All of which made a difficult environment for adapting a SURGE-powered drone.
I watched readings carefully as the drone cruised through the atmosphere. While the chemistry wasn’t actually corrosive as such, it was definitely chemically active. The multiple possibilities for exothermic reactions made me hopeful that I would find something that I might be able to call life.
I had no idea if all this work would ultimately pay off, but it was certainly interesting. The view from the drone was incomparable. I could see hundreds of kilometers down through clear patches of atmosphere into the depths, where colored masses of organics formed massive floating clouds. The layering was pretty obvious—Odin’s atmosphere was heavily stratified both latitudinally and vertically.
Then I saw it—a group of dots, far ahead, seemingly flying in formation. I aimed the drone toward them. By the time I got to within a couple of kilometers, I was able to resolve the targets—giant blimps, with tentacles spread round them.
There was no question they were alive. They didn’t quite resemble zeppelins, and they didn’t quite resemble jellyfish, and they didn’t quite resemble squid. They were some weird mashup of all three. Perhaps fifty meters long, with tentacles—the exact number varied between individuals. They moved as a flock.
The flock didn’t react defensively to the drone, which was probably far too small to present as a threat.

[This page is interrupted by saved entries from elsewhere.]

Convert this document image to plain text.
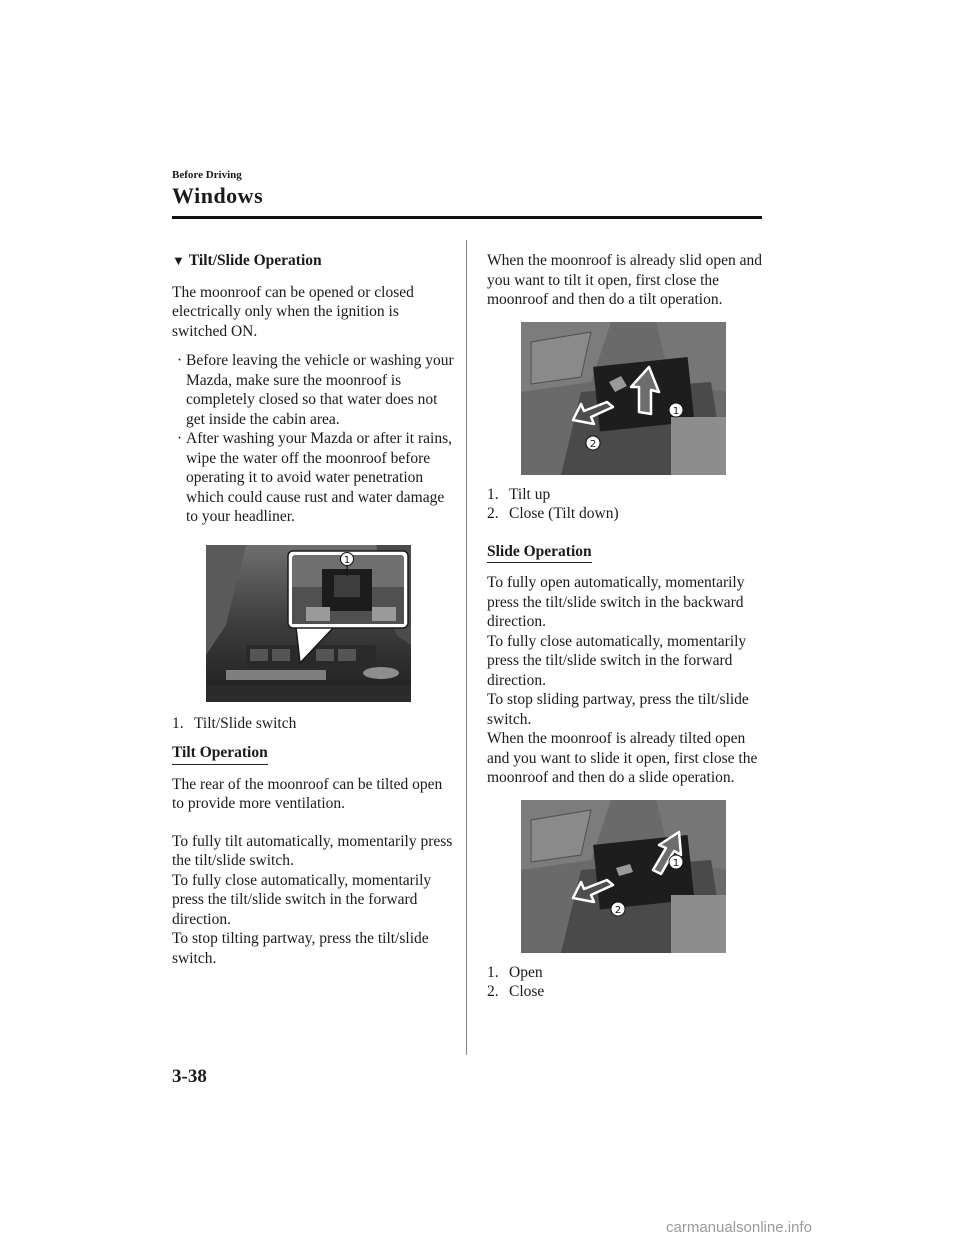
Before Driving
Windows

▼ Tilt/Slide Operation

The moonroof can be opened or closed electrically only when the ignition is switched ON.

· Before leaving the vehicle or washing your Mazda, make sure the moonroof is completely closed so that water does not get inside the cabin area.
· After washing your Mazda or after it rains, wipe the water off the moonroof before operating it to avoid water penetration which could cause rust and water damage to your headliner.
1
1. Tilt/Slide switch

Tilt Operation

The rear of the moonroof can be tilted open to provide more ventilation.

To fully tilt automatically, momentarily press the tilt/slide switch.

To fully close automatically, momentarily press the tilt/slide switch in the forward direction.

To stop tilting partway, press the tilt/slide switch.

When the moonroof is already slid open and you want to tilt it open, first close the moonroof and then do a tilt operation.

1
2
1. Tilt up
2. Close (Tilt down)

Slide Operation

To fully open automatically, momentarily press the tilt/slide switch in the backward direction.

To fully close automatically, momentarily press the tilt/slide switch in the forward direction.

To stop sliding partway, press the tilt/slide switch.

When the moonroof is already tilted open and you want to slide it open, first close the moonroof and then do a slide operation.

1
2
1. Open
2. Close
3-38
carmanualsonline.info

I circled them a dozen times, each individual following my trajectory with something that might have been an eye on a stalk.

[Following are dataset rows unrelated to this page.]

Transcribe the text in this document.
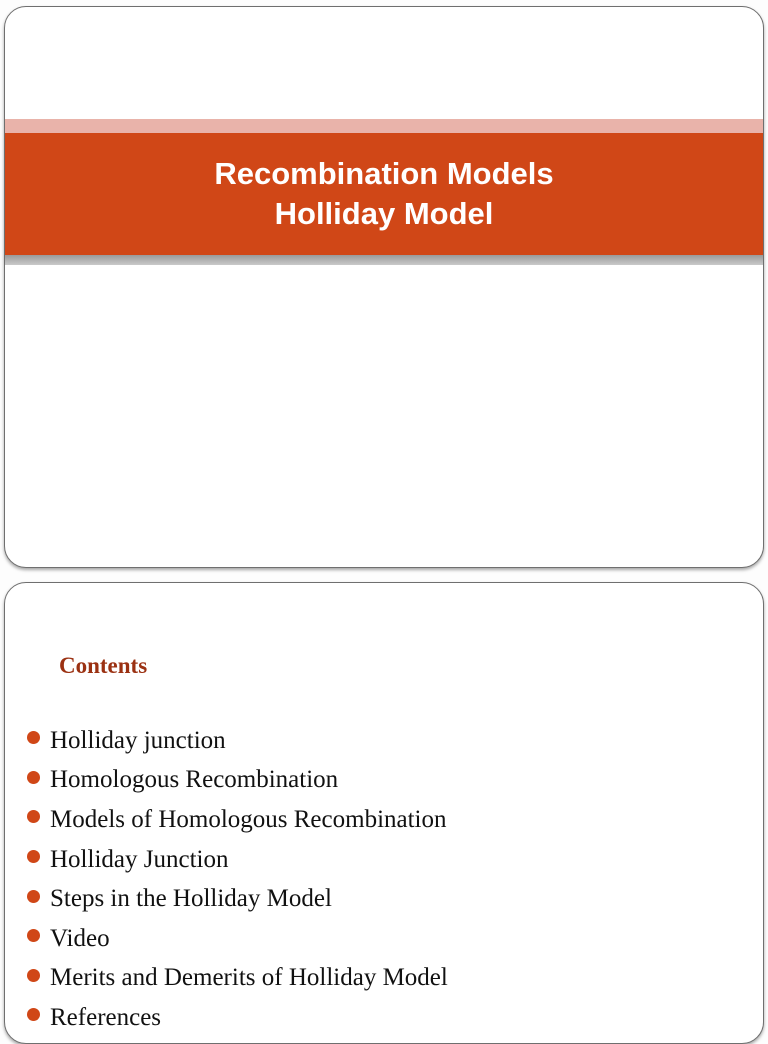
Recombination Models
Holliday Model
Contents
Holliday junction
Homologous Recombination
Models of Homologous Recombination
Holliday Junction
Steps in the Holliday Model
Video
Merits and Demerits of Holliday Model
References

The drone’s readings finally moved far enough into the red, and I had to stop and bring it back—post-mortem examinations were still a large part of my development effort, and this one had been wildly successful. As the drone flew up to my location in orbit, I played the video records again and again.
Finally, I turned off the playback and stared into space, a smile forming on my face. Bridget would love this. No biologist could possibly resist.
*
“But, that’s—incredible!” Bridget seemed to have become permanently bug-eyed as she scanned through the videos. “They are absolutely alive. Are they carbon-based? DNA-based?”
“Probably, and who knows?” I grinned at her from an inset window on her tablet. I hadn’t wanted to take the time to deploy Manny, so I’d just phoned.
“My God, Howard. And you have forever to study them…”
“You could, too, Bridget.”
“Howard…” Bridget gave me the stink-eye.
“Sorry Bridge. I know, I promised. It just slipped out.”
She responded with one of her patented nuclear smiles, then turned back to the videos. “I would love to see them.”
“Wish granted. I’ll be right over.”
Bridget raised an eyebrow. “Howard, you are oddly well-prepared. Am I being set up?”
I grinned and winked at her as I disconnected.